I want to learn how to use bert when ‘is_decoder’ is True and ‘add_cross_attention’ is True.
But it can’t success.
Here is my code:
tokenizer: BertTokenizer = BertTokenizer.from_pretrained('google-bert/bert-base-uncased')
bertconfig = BertConfig.from_pretrained('google-bert/bert-base-uncased', is_decoder=True, add_cross_attention=True)
bert = BertLMHeadModel(bertconfig).to('cuda:0')
inputs = tokenizer('Hello, my dog is cute.', return_tensors='pt').to('cuda:0')

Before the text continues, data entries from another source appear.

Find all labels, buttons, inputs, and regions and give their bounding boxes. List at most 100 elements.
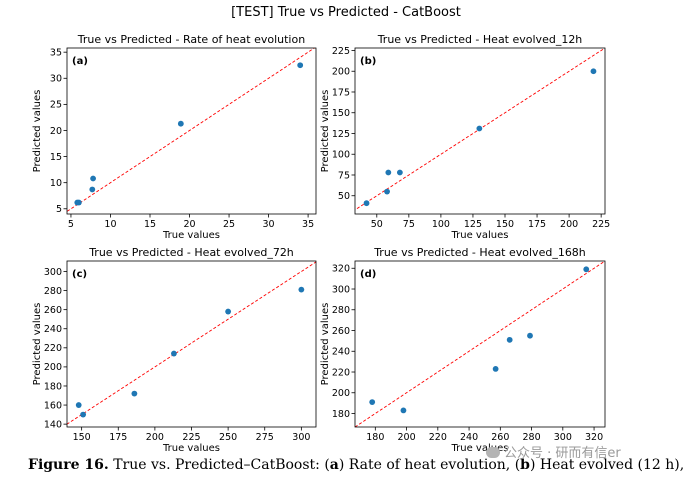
data-point (225, 308, 232, 315)
y-axis-label: Predicted values (320, 90, 331, 173)
y-tick-label: 35 (50, 47, 62, 58)
x-axis-label: True values (451, 230, 509, 241)
y-tick-label: 160 (44, 400, 62, 411)
y-tick-label: 225 (332, 46, 350, 57)
data-point (131, 390, 138, 397)
y-tick-label: 300 (332, 284, 350, 295)
x-tick-label: 200 (560, 219, 578, 230)
y-tick-label: 200 (332, 388, 350, 399)
data-point (369, 399, 376, 405)
y-tick-label: 320 (332, 264, 350, 275)
x-axis-label: True values (162, 230, 220, 241)
y-tick-label: 280 (44, 286, 62, 297)
chart-title: True vs Predicted - Rate of heat evoluti… (77, 33, 305, 46)
chart-title: True vs Predicted - Heat evolved_168h (373, 246, 586, 259)
x-tick-label: 300 (554, 432, 572, 443)
data-point (75, 199, 82, 206)
x-tick-label: 20 (183, 219, 195, 230)
panel-tag: (b) (360, 56, 376, 67)
panel-tag: (a) (72, 56, 88, 67)
x-tick-label: 175 (528, 219, 546, 230)
data-point (583, 266, 590, 273)
x-tick-label: 125 (464, 219, 482, 230)
x-tick-label: 10 (104, 219, 116, 230)
y-tick-label: 140 (44, 419, 62, 430)
figure-suptitle: [TEST] True vs Predicted - CatBoost (231, 5, 461, 20)
x-tick-label: 25 (223, 219, 235, 230)
x-tick-label: 220 (429, 432, 447, 443)
y-tick-label: 75 (338, 170, 350, 181)
y-tick-label: 50 (338, 191, 350, 202)
y-tick-label: 15 (50, 152, 62, 163)
data-point (297, 62, 304, 69)
y-tick-label: 200 (332, 67, 350, 78)
x-tick-label: 225 (182, 432, 200, 443)
data-point (385, 169, 392, 176)
y-tick-label: 240 (44, 324, 62, 335)
y-tick-label: 150 (332, 108, 350, 119)
wechat-icon (486, 447, 500, 458)
y-tick-label: 240 (332, 347, 350, 358)
x-axis-label: True values (162, 443, 220, 454)
y-tick-label: 25 (50, 100, 62, 111)
caption-part: ) Rate of heat evolution, ( (338, 457, 521, 473)
data-point (171, 350, 177, 357)
chart-panels: True vs Predicted - Rate of heat evoluti… (32, 33, 610, 454)
caption-label: Figure 16. (28, 457, 109, 473)
axes-frame (354, 47, 606, 215)
identity-line (355, 48, 605, 211)
data-point (384, 188, 390, 195)
y-tick-label: 180 (332, 409, 350, 420)
y-tick-label: 220 (44, 343, 62, 354)
x-tick-label: 180 (366, 432, 384, 443)
y-tick-label: 260 (332, 326, 350, 337)
y-tick-label: 220 (332, 367, 350, 378)
axes-frame (66, 260, 317, 428)
y-axis-label: Predicted values (32, 90, 43, 173)
y-tick-label: 180 (44, 381, 62, 392)
x-tick-label: 320 (585, 432, 603, 443)
chart-panel-c: True vs Predicted - Heat evolved_72h 150 1… (32, 246, 317, 454)
identity-line (67, 48, 316, 212)
x-tick-label: 50 (371, 219, 383, 230)
data-point (75, 402, 82, 408)
x-tick-label: 150 (73, 432, 91, 443)
x-tick-label: 75 (403, 219, 415, 230)
data-point (400, 407, 407, 414)
x-tick-label: 260 (491, 432, 509, 443)
chart-panel-b: True vs Predicted - Heat evolved_12h 50 75… (320, 33, 610, 241)
figure-caption: Figure 16. True vs. Predicted–CatBoost: … (28, 457, 688, 473)
watermark: 公众号 · 研而有信er (486, 442, 621, 461)
x-tick-label: 150 (496, 219, 514, 230)
caption-part: ) Heat evolved (12 h), ( (529, 457, 688, 473)
y-tick-label: 280 (332, 305, 350, 316)
axes-frame (66, 47, 317, 215)
x-tick-label: 225 (592, 219, 610, 230)
chart-panel-d: True vs Predicted - Heat evolved_168h 180… (320, 246, 606, 454)
data-point (396, 169, 403, 176)
data-point (492, 366, 499, 372)
data-point (590, 68, 597, 75)
x-tick-label: 175 (109, 432, 127, 443)
y-tick-label: 10 (50, 178, 62, 189)
y-tick-label: 5 (56, 204, 62, 215)
y-tick-label: 30 (50, 74, 62, 85)
x-tick-label: 15 (144, 219, 156, 230)
caption-part: True vs. Predicted–CatBoost: ( (108, 457, 330, 473)
identity-line (355, 261, 605, 427)
x-tick-label: 250 (219, 432, 237, 443)
caption-text: True vs. Predicted–CatBoost: (a) Rate of… (109, 457, 688, 473)
y-tick-label: 175 (332, 87, 350, 98)
data-point (80, 411, 87, 418)
data-point (506, 336, 513, 343)
x-tick-label: 275 (256, 432, 274, 443)
y-tick-label: 100 (332, 150, 350, 161)
y-axis-label: Predicted values (320, 303, 331, 386)
panel-tag: (d) (360, 269, 376, 280)
caption-part: b (520, 457, 530, 473)
data-point (363, 200, 370, 207)
axes-frame (354, 260, 606, 428)
data-point (90, 175, 96, 182)
caption-part: a (329, 457, 339, 473)
x-tick-label: 280 (522, 432, 540, 443)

cross_tensor = bert.bert.embeddings.forward(inputs['input_ids'])
outputs = bert(**inputs, encoder_hidden_states=cross_tensor, encoder_attention_mask=torch.ones_like(cross_tensor).to('cuda:0'))
Here is the error information:
File d:anaconda3envstorch_py38libsite-packagestransformersmodelsbertmodeling_bert.py:352, in BertSelfAttention.forward(self, hidden_states, attention_mask, head_mask, encoder_hidden_states, encoder_attention_mask, past_key_value, output_attentions)
349 attention_scores = attention_scores / math.sqrt(self.attention_head_size)
350 if attention_mask is not None:
351 # Apply the attention mask is (precomputed for all layers in BertModel forward() function)
--> 352 attention_scores = attention_scores + attention_mask
354 # Normalize the attention scores to probabilities.
355 attention_probs = nn.functional.softmax(attention_scores, dim=-1)
RuntimeError: The size of tensor a (9) must match the size of tensor b (768) at non-singleton dimension 3
I try to change the shape of ‘encoder_hidden_states’ Tensor, but it dosen’t work.
Who can give me the solution to fix it or a example to use bert in this situation.